Sure enough, in Risk Quantum’s quarterly round-up of VAR backtesting performance, a few names have been recurring: Huntington Bancshares and HSBC North America have been repeat overshooters. But names like JP Morgan have also popped up more than once in the past year.
Of course, in the eyes of supervisors, the size of any miscalculation is a major factor. While overshoots at JP Morgan and Huntington may be the same proportionally, the sheer mass of a trading loss at the former poses higher risk of systemic reverberations. As of Q4, Huntington’s consolidated VAR averaged all of $586,000.
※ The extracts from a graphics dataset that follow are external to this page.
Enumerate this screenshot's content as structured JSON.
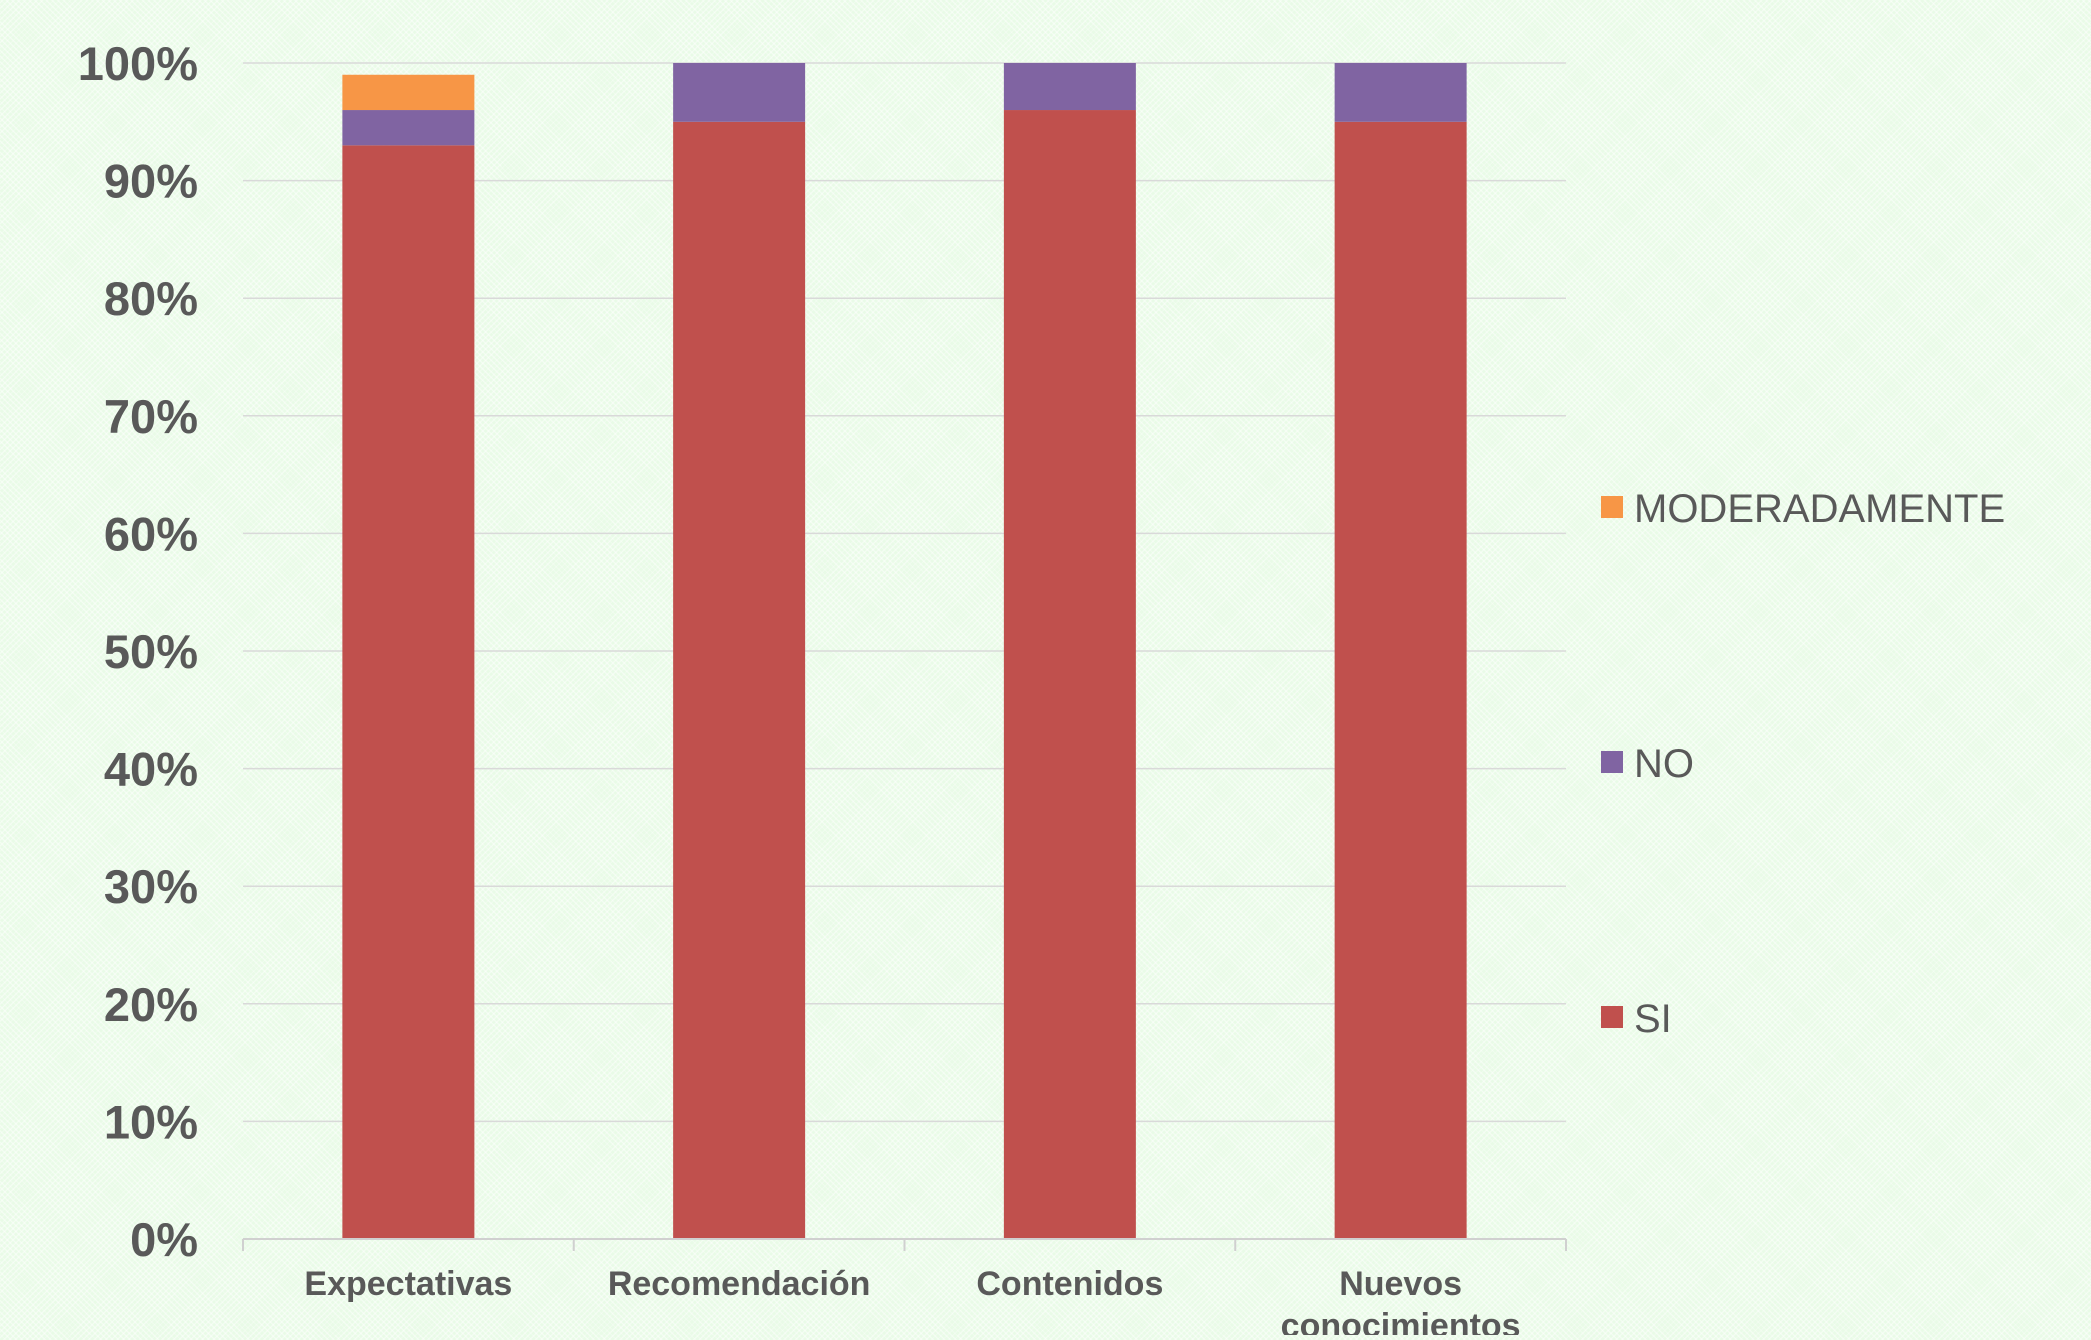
{
  "chart_data": {
    "type": "bar",
    "stacked": true,
    "categories": [
      "Expectativas",
      "Recomendación",
      "Contenidos",
      "Nuevos conocimientos"
    ],
    "series": [
      {
        "name": "SI",
        "values": [
          93,
          95,
          96,
          95
        ],
        "color": "#c0504d"
      },
      {
        "name": "NO",
        "values": [
          3,
          5,
          4,
          5
        ],
        "color": "#8064a2"
      },
      {
        "name": "MODERADAMENTE",
        "values": [
          3,
          0,
          0,
          0
        ],
        "color": "#f79646"
      }
    ],
    "title": "",
    "xlabel": "",
    "ylabel": "",
    "ylim": [
      0,
      100
    ],
    "y_ticks": [
      "0%",
      "10%",
      "20%",
      "30%",
      "40%",
      "50%",
      "60%",
      "70%",
      "80%",
      "90%",
      "100%"
    ],
    "grid": true,
    "legend_position": "right",
    "legend_order": [
      "MODERADAMENTE",
      "NO",
      "SI"
    ],
    "colors": {
      "background": "#e9fbe7",
      "gridline": "#d9d9d9",
      "axis": "#d0d0d0",
      "text": "#595959"
    }
  }
}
And this should all, by now, be moot. Under global regulatory plans, VAR-based capital requirement models were due for retirement, as the Fundamental Review of Trading Book – the market and counterparty credit risk component of the Basel III reforms – replaced them with a framework based on expected shortfalls. But, thanks to delays and outright dithering in implementing FRTB, the models’ useful lifetime has been forcibly prolonged.
With volatility once more throwing its weight around, dealers will need to use every VAR overshoot as a chance to refine and repair their algorithms.